Bedeut­sa­me Wandmalereien​

Schumm­ri­ges Zwie­licht emp­fängt den Besu­cher der Kir­che St. Martin beim Ein­tre­ten. Haben sich die Augen ein­mal an die Licht­ver­hält­nis­se gewöhnt, fal­len die drei voll­stän­dig bemal­ten Kir­chen­wän­de auf.

Die Wand­ma­le­rei­en von St. Martin sind in einem schlech­ten Zustand. Aus der Zeit zwi­schen 1300 und 1600 stam­mend, sind sie heu­te ver­bli­chen, über­malt und zum Teil zer­stört. Dabei sind sie von gros­ser Bedeu­tung. Sie sind das frü­he­ste und voll­stän­dig­ste Bei­spiel in der Inner­schweiz für die Aus­ma­lung eines mit­tel­al­ter­li­chen Kir­chen­raums.
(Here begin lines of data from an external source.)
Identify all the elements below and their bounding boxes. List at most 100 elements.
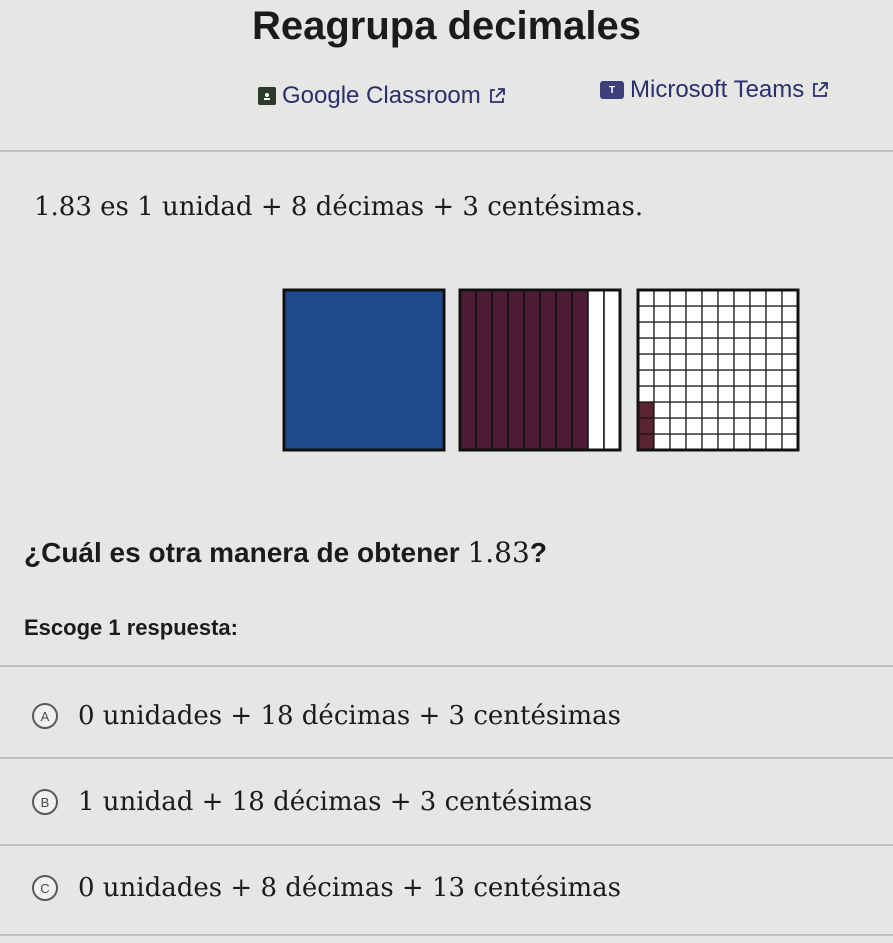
hundredth-cell — [717, 337, 735, 355]
tenth-strip — [587, 289, 605, 451]
hundredth-cell — [701, 369, 719, 387]
hundredth-cell — [669, 433, 687, 451]
hundredth-cell — [781, 353, 799, 371]
choice-divider — [0, 934, 893, 936]
hundredth-cell — [701, 401, 719, 419]
hundredth-cell — [749, 417, 767, 435]
hundredth-cell — [765, 321, 783, 339]
external-link-icon — [813, 82, 829, 97]
hundredth-cell — [749, 305, 767, 323]
hundredth-cell — [653, 289, 671, 307]
hundredth-cell — [717, 385, 735, 403]
choice-c[interactable]: C 0 unidades + 8 décimas + 13 centésimas — [28, 858, 848, 918]
tenth-strip — [555, 289, 573, 451]
share-row: Google Classroom T Microsoft Teams — [0, 76, 893, 112]
hundredth-cell — [733, 353, 751, 371]
hundredth-cell — [781, 321, 799, 339]
hundredth-cell — [685, 433, 703, 451]
hundredth-cell — [637, 321, 655, 339]
hundredth-cell — [669, 337, 687, 355]
hundredth-cell — [669, 401, 687, 419]
hundredth-cell — [717, 417, 735, 435]
answer-prompt: Escoge 1 respuesta: — [24, 615, 238, 640]
hundredth-cell — [765, 337, 783, 355]
whole-unit-square — [282, 288, 446, 452]
hundredth-cell — [781, 385, 799, 403]
hundredth-cell — [637, 433, 655, 451]
hundredth-cell — [669, 321, 687, 339]
tenth-strip — [491, 289, 509, 451]
hundredth-cell — [637, 353, 655, 371]
hundredth-cell — [701, 289, 719, 307]
hundredth-cell — [781, 305, 799, 323]
hundredth-cell — [637, 369, 655, 387]
hundredth-cell — [701, 321, 719, 339]
hundredth-cell — [653, 305, 671, 323]
hundredth-cell — [685, 369, 703, 387]
hundredth-cell — [717, 321, 735, 339]
hundredth-cell — [749, 369, 767, 387]
hundredth-cell — [653, 369, 671, 387]
hundredth-cell — [781, 433, 799, 451]
google-classroom-link[interactable]: Google Classroom — [258, 82, 507, 110]
hundredth-cell — [733, 369, 751, 387]
hundredth-cell — [765, 353, 783, 371]
hundredth-cell — [765, 433, 783, 451]
hundredth-cell — [781, 369, 799, 387]
choice-divider — [0, 844, 893, 846]
hundredth-cell — [653, 417, 671, 435]
hundredth-cell — [653, 401, 671, 419]
hundredth-cell — [637, 401, 655, 419]
question-text: ¿Cuál es otra manera de obtener — [24, 537, 468, 568]
google-classroom-label: Google Classroom — [282, 82, 481, 109]
choice-c-text: 0 unidades + 8 décimas + 13 centésimas — [78, 873, 622, 903]
choice-b-text: 1 unidad + 18 décimas + 3 centésimas — [78, 787, 593, 817]
hundredth-cell — [701, 337, 719, 355]
hundredth-cell — [717, 353, 735, 371]
hundredth-cell — [685, 401, 703, 419]
tenth-strip — [523, 289, 541, 451]
hundredth-cell — [733, 385, 751, 403]
hundredth-cell — [733, 401, 751, 419]
hundredth-cell — [765, 305, 783, 323]
choice-a[interactable]: A 0 unidades + 18 décimas + 3 centésimas — [28, 686, 848, 746]
problem-statement: 1.83 es 1 unidad + 8 décimas + 3 centési… — [34, 192, 644, 222]
hundredth-cell — [669, 369, 687, 387]
hundredth-cell — [733, 289, 751, 307]
hundredth-cell — [669, 417, 687, 435]
choice-b[interactable]: B 1 unidad + 18 décimas + 3 centésimas — [28, 772, 848, 832]
hundredth-cell — [749, 433, 767, 451]
header-divider — [0, 150, 893, 152]
microsoft-teams-icon: T — [600, 81, 624, 99]
hundredth-cell — [637, 305, 655, 323]
hundredth-cell — [669, 305, 687, 323]
hundredth-cell — [765, 369, 783, 387]
microsoft-teams-label: Microsoft Teams — [630, 76, 805, 103]
hundredth-cell — [749, 289, 767, 307]
choice-c-letter: C — [32, 875, 58, 901]
hundredth-cell — [701, 305, 719, 323]
hundredth-cell — [765, 401, 783, 419]
choice-a-letter: A — [32, 703, 58, 729]
hundredth-cell — [637, 417, 655, 435]
hundredth-cell — [765, 417, 783, 435]
hundredth-cell — [765, 289, 783, 307]
hundredth-cell — [701, 353, 719, 371]
hundredth-cell — [685, 417, 703, 435]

Die Wand­ma­le­rei­en erfül­len weni­ger den Sinn einer Armen­bi­bel, die dem lese­un­kun­di­gen Kir­chen­gän­ger die Heils­ge­schich­te vor Augen führt. Ihr The­ma sind viel­mehr die vier letz­ten Din­ge, wie sie in der Vor­stel­lung von Gläu­bi­gen vor­kom­men: der Tod als Schnit­ter, das Gericht in der Figur des Hei­li­gen Micha­el mit der See­len­waa­ge, der Him­mel mit Chri­stus und Maria sowie die Höl­le, in der die Ver­damm­ten Qua­len erlei­den.

Drei Wand­ma­le­rei­en sind beson­ders impo­sant und ste­chen her­vor:

  • Der Hei­li­ge Chri­sto­pho­rus, über­le­bens­gross an der Nord­wand dar­ge­stellt, ver­kör­pert Hoff­nung und Schutz vor dem Höl­len­schick­sal. Sein Anblick soll­te den Betrach­ter vor dem jähen, unvor­be­rei­te­ten Tod bewah­ren – ein Tod, den die Men­schen im Mit­tel­al­ter im Gegen­satz zum «wohl­vor­be­rei­te­ten Tod» fürch­te­ten.
  • An der Süd­wand begeg­nen drei leben­de Edel­leu­te drei Toten. Ein klas­si­sches «Memen­to mori»: Die Toten erin­nern die Edel­leu­te an die Ver­gäng­lich­keit des Lebens und mah­nen, ihren aus­schwei­fen­den Lebens­wan­del zu über­den­ken. Die Legen­de der drei Leben­den und drei Toten brei­te­te sich ab 1250 von Frank­reich über West­eu­ro­pa aus. Die Dar­stel­lung auf Kirch­bühl gehört zu den frü­he­sten monu­men­ta­len Dar­stel­lun­gen die­ses The­mas aus­ser­halb Frank­reichs.
  • Die Höl­len­dar­stel­lun­gen an der Nord­wand zei­gen, wie die armen Sün­der auf unter­schied­li­che Art von rot­häu­ti­gen Teu­feln und unter Auf­sicht des Höl­len­für­sten gequält wer­den.

Sti­li­stisch gehö­ren die Wand­ma­le­rei­en der soge­nann­ten Manes­se-Zeit der berühm­ten Hei­del­ber­ger Lie­der­hand­schrift an. Ver­gleich­bar mit den Wand­ma­le­rei­en sind die leicht jün­ge­ren Wand­ma­le­rei­en in Büron LU, die trotz bes­ser erhal­te­ner Far­big­keit nur ein Bruch­stück dar­stel­len, sowie das Frag­ment einer Chri­sto­pho­rus-Dar­stel­lung im Kreuz­gang des Luzer­ner Fran­zis­ka­ner-Klo­sters.

Quel­le: Berg­mann Uta. Kirch­bühl bei Sem­pach. Schwei­ze­ri­scher Kunst­füh­rer, 2021.